All this doesn’t mean saying little or nothing about Carillion itself, but what is said needs linking to the new progressive project for government that Labour has to develop, and could even do some immediate good. For example the NAO has just pointed out that the cost of buying out existing PFI contracts would be prohibitive. But Labour could make it clear that under a Labour government corporate shareholders in existing PFI projects would get no further government contracts of any kind unless they were willing to renegotiate the existing contracts to make them less unfavourable to the public. As a study from the Centre for Health and the Public Interest notes, just 8 companies have major equity stakes in 92% of all 125 NHS PFI projects: in other words, there are companies a large part of whose business is in public sector contracts. Serving notice that they will not have a future in this business unless they are willing to give up drawing excessive profits from it now might well lead to a change of attitude to renegotiation.

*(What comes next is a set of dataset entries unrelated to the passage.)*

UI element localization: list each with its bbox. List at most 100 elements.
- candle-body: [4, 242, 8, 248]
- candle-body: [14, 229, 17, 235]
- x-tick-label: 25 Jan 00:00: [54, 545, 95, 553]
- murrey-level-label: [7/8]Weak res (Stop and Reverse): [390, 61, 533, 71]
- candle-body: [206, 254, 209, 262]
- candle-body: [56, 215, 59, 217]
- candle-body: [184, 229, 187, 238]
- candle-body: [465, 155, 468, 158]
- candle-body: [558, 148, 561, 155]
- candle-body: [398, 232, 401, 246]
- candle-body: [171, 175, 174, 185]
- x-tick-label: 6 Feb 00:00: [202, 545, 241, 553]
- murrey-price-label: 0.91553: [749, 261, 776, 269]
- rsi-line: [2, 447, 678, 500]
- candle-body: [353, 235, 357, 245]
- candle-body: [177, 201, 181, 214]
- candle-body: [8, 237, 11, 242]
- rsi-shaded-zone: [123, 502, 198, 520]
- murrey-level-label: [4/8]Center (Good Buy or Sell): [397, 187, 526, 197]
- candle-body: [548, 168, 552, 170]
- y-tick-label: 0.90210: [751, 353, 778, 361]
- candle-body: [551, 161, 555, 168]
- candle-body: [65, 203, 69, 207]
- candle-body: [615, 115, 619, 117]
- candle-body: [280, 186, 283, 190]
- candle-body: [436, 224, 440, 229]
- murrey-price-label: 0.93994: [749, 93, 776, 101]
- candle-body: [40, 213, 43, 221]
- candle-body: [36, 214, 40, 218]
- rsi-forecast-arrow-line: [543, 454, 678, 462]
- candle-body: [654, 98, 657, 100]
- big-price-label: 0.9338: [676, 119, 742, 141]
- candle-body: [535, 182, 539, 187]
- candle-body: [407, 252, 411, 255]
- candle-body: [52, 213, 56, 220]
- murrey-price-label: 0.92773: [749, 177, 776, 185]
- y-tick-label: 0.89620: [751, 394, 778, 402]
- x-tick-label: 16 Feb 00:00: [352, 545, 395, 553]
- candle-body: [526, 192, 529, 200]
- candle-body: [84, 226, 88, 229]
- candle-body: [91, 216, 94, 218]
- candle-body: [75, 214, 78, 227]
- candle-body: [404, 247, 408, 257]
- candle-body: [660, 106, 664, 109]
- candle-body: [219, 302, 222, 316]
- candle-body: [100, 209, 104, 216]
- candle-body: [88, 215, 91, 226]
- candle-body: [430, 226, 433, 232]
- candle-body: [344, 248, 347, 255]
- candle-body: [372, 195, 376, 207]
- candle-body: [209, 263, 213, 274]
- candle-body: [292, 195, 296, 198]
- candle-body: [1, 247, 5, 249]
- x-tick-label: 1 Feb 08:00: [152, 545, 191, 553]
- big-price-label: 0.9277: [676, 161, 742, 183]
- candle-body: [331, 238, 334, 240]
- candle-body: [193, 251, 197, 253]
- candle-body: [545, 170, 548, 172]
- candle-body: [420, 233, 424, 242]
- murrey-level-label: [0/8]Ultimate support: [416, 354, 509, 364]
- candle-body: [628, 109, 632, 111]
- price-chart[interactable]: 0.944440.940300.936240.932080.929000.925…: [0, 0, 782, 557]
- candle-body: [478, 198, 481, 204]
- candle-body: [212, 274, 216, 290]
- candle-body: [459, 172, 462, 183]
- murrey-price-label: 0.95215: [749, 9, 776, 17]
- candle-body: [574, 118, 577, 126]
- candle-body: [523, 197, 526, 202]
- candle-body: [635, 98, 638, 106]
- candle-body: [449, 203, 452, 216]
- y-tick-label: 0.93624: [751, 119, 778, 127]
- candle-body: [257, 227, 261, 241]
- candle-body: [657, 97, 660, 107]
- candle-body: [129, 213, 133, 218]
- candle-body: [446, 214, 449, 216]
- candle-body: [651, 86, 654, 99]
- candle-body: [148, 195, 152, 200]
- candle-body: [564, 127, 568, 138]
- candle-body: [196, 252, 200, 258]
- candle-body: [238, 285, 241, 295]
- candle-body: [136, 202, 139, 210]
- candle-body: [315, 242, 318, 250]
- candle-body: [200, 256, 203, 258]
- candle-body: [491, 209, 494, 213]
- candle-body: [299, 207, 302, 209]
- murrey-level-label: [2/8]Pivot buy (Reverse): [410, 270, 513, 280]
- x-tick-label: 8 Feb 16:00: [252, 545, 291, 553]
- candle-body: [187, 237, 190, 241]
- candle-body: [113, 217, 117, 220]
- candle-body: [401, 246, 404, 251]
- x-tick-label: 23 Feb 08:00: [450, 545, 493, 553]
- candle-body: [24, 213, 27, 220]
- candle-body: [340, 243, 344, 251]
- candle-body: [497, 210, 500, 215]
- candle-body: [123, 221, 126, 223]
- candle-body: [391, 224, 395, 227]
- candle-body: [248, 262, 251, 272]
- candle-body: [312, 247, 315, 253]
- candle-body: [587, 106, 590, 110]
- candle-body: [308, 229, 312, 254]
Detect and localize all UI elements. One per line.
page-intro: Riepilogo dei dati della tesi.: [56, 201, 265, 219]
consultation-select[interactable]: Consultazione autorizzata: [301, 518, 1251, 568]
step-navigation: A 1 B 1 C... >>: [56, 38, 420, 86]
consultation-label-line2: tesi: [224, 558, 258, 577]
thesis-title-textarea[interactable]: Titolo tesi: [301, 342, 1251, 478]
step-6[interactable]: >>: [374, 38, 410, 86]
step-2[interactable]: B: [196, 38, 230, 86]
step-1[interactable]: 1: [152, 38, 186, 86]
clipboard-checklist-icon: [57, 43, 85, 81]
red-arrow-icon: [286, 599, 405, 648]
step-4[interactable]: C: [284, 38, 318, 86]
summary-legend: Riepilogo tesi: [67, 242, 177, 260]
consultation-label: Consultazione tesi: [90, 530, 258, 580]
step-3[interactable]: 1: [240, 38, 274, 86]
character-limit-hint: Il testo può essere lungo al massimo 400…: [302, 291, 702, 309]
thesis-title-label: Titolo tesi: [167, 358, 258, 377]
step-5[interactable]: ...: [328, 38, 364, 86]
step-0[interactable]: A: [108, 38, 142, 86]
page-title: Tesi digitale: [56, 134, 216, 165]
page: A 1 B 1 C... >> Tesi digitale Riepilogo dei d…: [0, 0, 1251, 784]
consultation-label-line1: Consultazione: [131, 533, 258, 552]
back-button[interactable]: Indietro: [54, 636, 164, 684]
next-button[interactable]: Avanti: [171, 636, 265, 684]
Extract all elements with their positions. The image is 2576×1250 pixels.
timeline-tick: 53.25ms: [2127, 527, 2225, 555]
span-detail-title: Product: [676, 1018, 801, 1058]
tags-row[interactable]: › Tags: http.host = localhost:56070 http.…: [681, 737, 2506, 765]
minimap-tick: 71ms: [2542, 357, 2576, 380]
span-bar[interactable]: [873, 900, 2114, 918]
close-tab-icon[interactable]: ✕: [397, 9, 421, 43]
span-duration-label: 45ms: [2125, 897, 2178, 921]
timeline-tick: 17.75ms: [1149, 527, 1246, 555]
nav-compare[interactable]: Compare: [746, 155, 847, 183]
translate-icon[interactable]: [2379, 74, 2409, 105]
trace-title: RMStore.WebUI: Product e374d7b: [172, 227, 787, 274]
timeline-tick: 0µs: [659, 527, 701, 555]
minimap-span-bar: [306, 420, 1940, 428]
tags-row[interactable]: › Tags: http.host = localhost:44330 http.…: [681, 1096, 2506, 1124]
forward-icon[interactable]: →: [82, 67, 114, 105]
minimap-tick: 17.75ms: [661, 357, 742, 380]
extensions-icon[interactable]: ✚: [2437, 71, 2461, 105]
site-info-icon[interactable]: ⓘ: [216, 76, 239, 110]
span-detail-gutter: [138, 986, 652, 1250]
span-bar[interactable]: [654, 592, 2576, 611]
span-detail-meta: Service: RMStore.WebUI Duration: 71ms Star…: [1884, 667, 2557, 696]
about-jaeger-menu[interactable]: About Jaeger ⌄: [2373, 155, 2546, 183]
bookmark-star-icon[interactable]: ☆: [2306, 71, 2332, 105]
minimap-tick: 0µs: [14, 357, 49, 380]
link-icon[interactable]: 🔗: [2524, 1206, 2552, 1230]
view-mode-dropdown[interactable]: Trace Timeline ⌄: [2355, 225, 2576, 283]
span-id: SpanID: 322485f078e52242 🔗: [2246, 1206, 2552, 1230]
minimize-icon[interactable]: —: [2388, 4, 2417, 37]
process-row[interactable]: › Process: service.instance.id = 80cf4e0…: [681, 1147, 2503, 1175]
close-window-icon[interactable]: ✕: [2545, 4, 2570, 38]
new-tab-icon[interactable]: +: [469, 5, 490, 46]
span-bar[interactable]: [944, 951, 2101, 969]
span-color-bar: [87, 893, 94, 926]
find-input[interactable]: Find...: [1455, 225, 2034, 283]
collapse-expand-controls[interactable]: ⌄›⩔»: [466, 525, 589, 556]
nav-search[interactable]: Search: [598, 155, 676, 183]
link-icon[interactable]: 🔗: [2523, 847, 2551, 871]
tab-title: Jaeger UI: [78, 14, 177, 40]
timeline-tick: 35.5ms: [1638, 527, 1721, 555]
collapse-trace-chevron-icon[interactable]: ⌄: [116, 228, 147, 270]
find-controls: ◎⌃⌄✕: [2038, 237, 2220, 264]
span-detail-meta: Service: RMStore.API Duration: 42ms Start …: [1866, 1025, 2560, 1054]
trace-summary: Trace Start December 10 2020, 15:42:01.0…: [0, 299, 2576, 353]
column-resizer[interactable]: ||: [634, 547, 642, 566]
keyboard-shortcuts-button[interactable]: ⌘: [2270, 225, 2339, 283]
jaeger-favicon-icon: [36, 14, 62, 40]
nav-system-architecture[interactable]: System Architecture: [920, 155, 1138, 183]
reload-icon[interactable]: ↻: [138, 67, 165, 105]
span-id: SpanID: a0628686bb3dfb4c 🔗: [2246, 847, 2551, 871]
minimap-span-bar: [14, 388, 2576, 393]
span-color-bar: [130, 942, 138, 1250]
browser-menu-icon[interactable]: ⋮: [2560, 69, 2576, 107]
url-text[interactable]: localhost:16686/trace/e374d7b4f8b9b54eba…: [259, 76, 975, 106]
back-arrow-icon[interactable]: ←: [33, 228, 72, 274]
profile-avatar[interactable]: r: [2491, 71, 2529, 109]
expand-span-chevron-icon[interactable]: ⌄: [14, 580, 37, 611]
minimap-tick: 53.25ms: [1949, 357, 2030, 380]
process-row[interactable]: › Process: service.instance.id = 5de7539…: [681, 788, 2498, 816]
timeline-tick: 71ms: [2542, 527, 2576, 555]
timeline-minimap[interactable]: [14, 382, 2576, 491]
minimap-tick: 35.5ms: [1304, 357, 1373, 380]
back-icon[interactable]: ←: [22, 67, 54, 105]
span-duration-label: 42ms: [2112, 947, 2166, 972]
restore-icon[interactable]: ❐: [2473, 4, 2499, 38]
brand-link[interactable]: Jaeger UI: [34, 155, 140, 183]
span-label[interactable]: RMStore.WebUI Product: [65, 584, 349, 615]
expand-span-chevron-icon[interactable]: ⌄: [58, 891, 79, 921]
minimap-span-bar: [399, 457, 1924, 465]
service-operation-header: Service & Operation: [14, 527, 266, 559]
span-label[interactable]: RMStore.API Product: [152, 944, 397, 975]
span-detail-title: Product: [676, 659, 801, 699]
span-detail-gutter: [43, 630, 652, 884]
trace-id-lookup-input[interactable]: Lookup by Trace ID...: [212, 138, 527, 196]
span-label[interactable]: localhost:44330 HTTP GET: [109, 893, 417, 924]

Labour could also make it clear that with some exceptions, such as in relation to national security, under Labour public service contracts will be published in full, and that providers will be subject to the Freedom of Information Act in respect of all aspects of their performance of the contract – i.e. they will be treated like public providers of public services. This sounds simple, but it is largely the lack of transparency and accountability that has made outsourcing profitable, at the expense of service quality and the pay and conditions of employees. When this immunity is removed, the alleged efficiencies of private provision are likely to look much less plausible.
But while such specifics might help clear a small path for the new, progressive governmental project that is needed, the work of fleshing it out has hardly begun. If Carillion is to become a historic watershed this is the urgent task.